О. ПАШИНА – В связи с этим такой вопрос возникает. А кто-то вообще проверяет уровень качества подготовки, сейчас можно, допустим, купить диплом врача в подземном переходе. Но лечить с этим дипломом нельзя.
М. ТОЛБОЕВ - Все можно купить.
О. ПАШИНА – Может ли летчик купить сертификат и полетать?
М. ТОЛБОЕВ - Нельзя сказать, что стопроцентно, я, если критически говорю, это не значит, что там все покупают, друг друга учат и неизвестно как летают и что делают. Я это говорил, что нет контроля, конечно, они учатся где-то, где-то они вторыми ходят, где-то командиры учатся чему-то. На уровне тренажеров. Или друг с другом летают. В чем-то и проблема. Они хорошо взлетают и садятся. Я могу только аплодировать летчикам всех авиакомпаний российских, они умеют это делать. Но стоит на борту возникнуть внештатной ситуации, у них наступает паралич.
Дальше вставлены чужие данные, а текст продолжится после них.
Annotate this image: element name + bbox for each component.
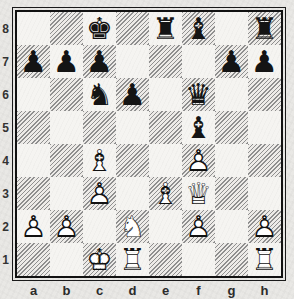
square-c1: ♚♔ [83, 243, 116, 276]
square-b2: ♟♙ [50, 210, 83, 243]
board-frame: ♚♜♝♜♟♟♟♟♟♞♟♛♝♝♗♟♙♟♙♝♗♛♕♟♙♟♙♞♘♟♙♟♙♚♔♜♖♜♖ [12, 7, 286, 281]
piece-white-queen-fill: ♛ [182, 177, 215, 210]
square-h3 [248, 177, 281, 210]
piece-white-pawn-fill: ♟ [83, 177, 116, 210]
square-c3: ♟♙ [83, 177, 116, 210]
piece-white-bishop: ♗ [149, 177, 182, 210]
piece-white-pawn-fill: ♟ [17, 210, 50, 243]
piece-white-knight: ♘ [116, 210, 149, 243]
piece-black-queen: ♛ [182, 78, 215, 111]
square-d1: ♜♖ [116, 243, 149, 276]
square-f7 [182, 45, 215, 78]
file-label-g: g [215, 283, 248, 298]
square-f1 [182, 243, 215, 276]
piece-white-pawn-fill: ♟ [248, 210, 281, 243]
square-d3 [116, 177, 149, 210]
rank-label-3: 3 [0, 177, 11, 210]
piece-black-king: ♚ [83, 12, 116, 45]
square-g8 [215, 12, 248, 45]
square-h7: ♟ [248, 45, 281, 78]
square-f8: ♝ [182, 12, 215, 45]
square-c2 [83, 210, 116, 243]
piece-white-pawn: ♙ [182, 210, 215, 243]
square-a8 [17, 12, 50, 45]
square-a3 [17, 177, 50, 210]
square-e1 [149, 243, 182, 276]
piece-black-rook: ♜ [248, 12, 281, 45]
square-g1 [215, 243, 248, 276]
square-c6: ♞ [83, 78, 116, 111]
square-b3 [50, 177, 83, 210]
square-b5 [50, 111, 83, 144]
square-e3: ♝♗ [149, 177, 182, 210]
file-label-h: h [248, 283, 281, 298]
rank-label-8: 8 [0, 12, 11, 45]
rank-label-2: 2 [0, 210, 11, 243]
piece-white-pawn-fill: ♟ [182, 144, 215, 177]
piece-white-pawn-fill: ♟ [50, 210, 83, 243]
square-a2: ♟♙ [17, 210, 50, 243]
square-g2 [215, 210, 248, 243]
piece-black-knight: ♞ [83, 78, 116, 111]
chess-diagram: ♚♜♝♜♟♟♟♟♟♞♟♛♝♝♗♟♙♟♙♝♗♛♕♟♙♟♙♞♘♟♙♟♙♚♔♜♖♜♖ … [0, 0, 294, 299]
square-c4: ♝♗ [83, 144, 116, 177]
file-label-e: e [149, 283, 182, 298]
piece-black-pawn: ♟ [248, 45, 281, 78]
square-g6 [215, 78, 248, 111]
piece-white-queen: ♕ [182, 177, 215, 210]
square-h4 [248, 144, 281, 177]
square-d7 [116, 45, 149, 78]
piece-white-pawn: ♙ [248, 210, 281, 243]
file-label-d: d [116, 283, 149, 298]
piece-white-knight-fill: ♞ [116, 210, 149, 243]
square-h8: ♜ [248, 12, 281, 45]
square-h1: ♜♖ [248, 243, 281, 276]
square-c5 [83, 111, 116, 144]
square-f2: ♟♙ [182, 210, 215, 243]
square-b7: ♟ [50, 45, 83, 78]
square-f6: ♛ [182, 78, 215, 111]
square-f4: ♟♙ [182, 144, 215, 177]
piece-white-bishop-fill: ♝ [149, 177, 182, 210]
square-h5 [248, 111, 281, 144]
square-e2 [149, 210, 182, 243]
square-a5 [17, 111, 50, 144]
square-h6 [248, 78, 281, 111]
square-b4 [50, 144, 83, 177]
rank-label-6: 6 [0, 78, 11, 111]
piece-white-king: ♔ [83, 243, 116, 276]
square-b6 [50, 78, 83, 111]
square-a4 [17, 144, 50, 177]
piece-black-bishop: ♝ [182, 12, 215, 45]
square-a7: ♟ [17, 45, 50, 78]
piece-black-bishop: ♝ [182, 111, 215, 144]
square-e4 [149, 144, 182, 177]
rank-label-1: 1 [0, 243, 11, 276]
rank-label-7: 7 [0, 45, 11, 78]
square-g4 [215, 144, 248, 177]
piece-white-rook: ♖ [116, 243, 149, 276]
square-d6: ♟ [116, 78, 149, 111]
file-label-b: b [50, 283, 83, 298]
piece-white-pawn: ♙ [182, 144, 215, 177]
file-label-c: c [83, 283, 116, 298]
square-e7 [149, 45, 182, 78]
square-f5: ♝ [182, 111, 215, 144]
square-d2: ♞♘ [116, 210, 149, 243]
board-border: ♚♜♝♜♟♟♟♟♟♞♟♛♝♝♗♟♙♟♙♝♗♛♕♟♙♟♙♞♘♟♙♟♙♚♔♜♖♜♖ [15, 10, 283, 278]
square-e8: ♜ [149, 12, 182, 45]
piece-white-bishop: ♗ [83, 144, 116, 177]
piece-black-pawn: ♟ [50, 45, 83, 78]
square-a6 [17, 78, 50, 111]
chess-board: ♚♜♝♜♟♟♟♟♟♞♟♛♝♝♗♟♙♟♙♝♗♛♕♟♙♟♙♞♘♟♙♟♙♚♔♜♖♜♖ [17, 12, 281, 276]
file-label-f: f [182, 283, 215, 298]
piece-white-pawn: ♙ [83, 177, 116, 210]
piece-black-pawn: ♟ [17, 45, 50, 78]
square-a1 [17, 243, 50, 276]
piece-white-king-fill: ♚ [83, 243, 116, 276]
square-c8: ♚ [83, 12, 116, 45]
piece-white-rook-fill: ♜ [248, 243, 281, 276]
piece-black-pawn: ♟ [215, 45, 248, 78]
piece-white-bishop-fill: ♝ [83, 144, 116, 177]
square-e6 [149, 78, 182, 111]
square-g7: ♟ [215, 45, 248, 78]
square-d4 [116, 144, 149, 177]
piece-white-pawn: ♙ [17, 210, 50, 243]
file-label-a: a [17, 283, 50, 298]
square-g5 [215, 111, 248, 144]
square-b8 [50, 12, 83, 45]
square-b1 [50, 243, 83, 276]
piece-white-rook: ♖ [248, 243, 281, 276]
square-c7: ♟ [83, 45, 116, 78]
square-d5 [116, 111, 149, 144]
piece-white-pawn: ♙ [50, 210, 83, 243]
square-e5 [149, 111, 182, 144]
piece-black-pawn: ♟ [116, 78, 149, 111]
rank-label-4: 4 [0, 144, 11, 177]
square-h2: ♟♙ [248, 210, 281, 243]
rank-label-5: 5 [0, 111, 11, 144]
piece-white-rook-fill: ♜ [116, 243, 149, 276]
piece-black-rook: ♜ [149, 12, 182, 45]
square-d8 [116, 12, 149, 45]
piece-white-pawn-fill: ♟ [182, 210, 215, 243]
square-g3 [215, 177, 248, 210]
square-f3: ♛♕ [182, 177, 215, 210]
piece-black-pawn: ♟ [83, 45, 116, 78]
О. ПАШИНА – А что надо делать?
М. ТОЛБОЕВ - Вот их надо учить всем тем ситуациям, которые могут быть на борту. Я спрашивал у одного экипажа: вот что вы будете делать, если сейчас у вас на взлете откажет один двигатель. Он говорит: ну что, буду прекращать взлет. Хорошо, ты вышел за скорость, на которой можно прекратить взлет. Надо продолжать взлет. Что будешь делать? – Ну, буду пытаться взлететь. У тебя же в руках максимал, выведи режим, максимальный режим двигателя. Нет. По инструкции нельзя. Погибнуть можно. А вот принять чрезвычайные меры нельзя.
О. ПАШИНА – То есть вы считаете, что всех летчиков надо учить как летчиков-испытателей.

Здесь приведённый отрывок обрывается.